Биограф Никиты Добрынина здесь повторяет «возобличение» Симеона Полоцкого, не понимая его смысла. Дело не в том, что Никита Добрынин сделал богословскую ошибку и что он был чужд диалектическим озарениям Дионисия Ареопагита. Как показала С. Матхаузерова, здесь столкнулись две концепции текста — субстанциональная и рационалистическая. «Никита жалуется, что исправленные книги произвольно и напрасно переменяют первоначальный текст, а нарушение одной буквы, по представлениям Никиты, нарушает весь текст в целом. Такое понятие можно назвать субстанциональным, слово само по себе в нем равняется обозначаемой субстанции, предмету… Симеон Полоцкий считается с критическим субъектом, который стоит между словом и обозначаемым объектом, и восприятие текста, по его концепции, является соотношением трех компонентов: слово — объект — субъект. Симеон Полоцкий даже считается с тем, что не все одинаково воспринимают и понимают текст» [Матхаузерова, 1976а, 20–21].
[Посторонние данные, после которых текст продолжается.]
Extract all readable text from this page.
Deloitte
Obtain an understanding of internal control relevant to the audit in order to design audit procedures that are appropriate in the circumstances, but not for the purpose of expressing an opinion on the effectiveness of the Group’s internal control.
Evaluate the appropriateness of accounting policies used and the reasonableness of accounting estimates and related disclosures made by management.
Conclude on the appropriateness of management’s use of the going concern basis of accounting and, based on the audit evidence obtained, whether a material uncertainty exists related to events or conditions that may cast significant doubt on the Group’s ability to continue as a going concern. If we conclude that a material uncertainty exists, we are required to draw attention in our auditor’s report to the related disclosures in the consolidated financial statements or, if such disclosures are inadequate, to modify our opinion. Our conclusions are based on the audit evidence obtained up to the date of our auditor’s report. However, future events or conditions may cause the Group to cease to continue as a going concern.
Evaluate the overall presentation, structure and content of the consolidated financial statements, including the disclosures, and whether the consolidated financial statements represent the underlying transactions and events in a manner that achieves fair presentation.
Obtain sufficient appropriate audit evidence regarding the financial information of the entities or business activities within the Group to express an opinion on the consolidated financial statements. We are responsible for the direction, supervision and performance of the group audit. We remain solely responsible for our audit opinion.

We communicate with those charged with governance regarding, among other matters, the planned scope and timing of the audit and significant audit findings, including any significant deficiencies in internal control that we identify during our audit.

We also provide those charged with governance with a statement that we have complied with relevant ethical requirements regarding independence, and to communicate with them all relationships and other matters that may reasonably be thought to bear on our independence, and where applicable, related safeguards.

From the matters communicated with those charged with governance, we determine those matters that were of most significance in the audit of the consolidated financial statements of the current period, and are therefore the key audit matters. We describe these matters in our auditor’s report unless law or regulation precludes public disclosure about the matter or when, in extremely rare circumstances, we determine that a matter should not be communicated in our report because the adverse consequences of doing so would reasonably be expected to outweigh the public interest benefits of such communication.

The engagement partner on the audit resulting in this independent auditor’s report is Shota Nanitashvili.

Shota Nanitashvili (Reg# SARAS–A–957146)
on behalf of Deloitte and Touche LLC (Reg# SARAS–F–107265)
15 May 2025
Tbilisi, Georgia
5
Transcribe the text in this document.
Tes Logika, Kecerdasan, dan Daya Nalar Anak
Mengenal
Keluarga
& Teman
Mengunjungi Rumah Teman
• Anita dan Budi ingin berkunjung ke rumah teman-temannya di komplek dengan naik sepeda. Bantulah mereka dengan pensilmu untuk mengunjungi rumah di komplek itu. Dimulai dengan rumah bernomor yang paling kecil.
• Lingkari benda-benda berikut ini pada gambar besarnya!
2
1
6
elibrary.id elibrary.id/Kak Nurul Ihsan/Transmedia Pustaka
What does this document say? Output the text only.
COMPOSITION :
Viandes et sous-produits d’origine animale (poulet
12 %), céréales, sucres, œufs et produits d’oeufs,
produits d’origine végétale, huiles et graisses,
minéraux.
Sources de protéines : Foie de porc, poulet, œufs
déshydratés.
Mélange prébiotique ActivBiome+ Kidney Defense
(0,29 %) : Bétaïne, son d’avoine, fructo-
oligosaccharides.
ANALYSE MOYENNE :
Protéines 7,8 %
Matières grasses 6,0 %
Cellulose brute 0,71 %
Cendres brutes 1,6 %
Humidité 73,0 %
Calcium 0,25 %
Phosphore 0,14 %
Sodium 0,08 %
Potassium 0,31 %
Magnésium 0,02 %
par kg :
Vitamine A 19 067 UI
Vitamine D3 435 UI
Иначе говоря, происходит замена веры культурой. Человек довлеет сам себе, он в творчестве может обходиться без Бога, который на протяжении всего средневековья считался причиной и целью земного существования. «Новые учители» прямо писали об этом — в частности, вышеупомянутый архимандрит Дионисий, так отвергавший ссылки староверов на иконы, где святые благословляют двуперстным крестом: «Обаче аще и видесте персты сице сложены, от живописца суть сложены, а не от святаго, и Святый, иже есть написан во образе, не беседова с тобою, ниже рече тебе толкование и разум свой, токмо якож восхоте иконописец, тако и писа.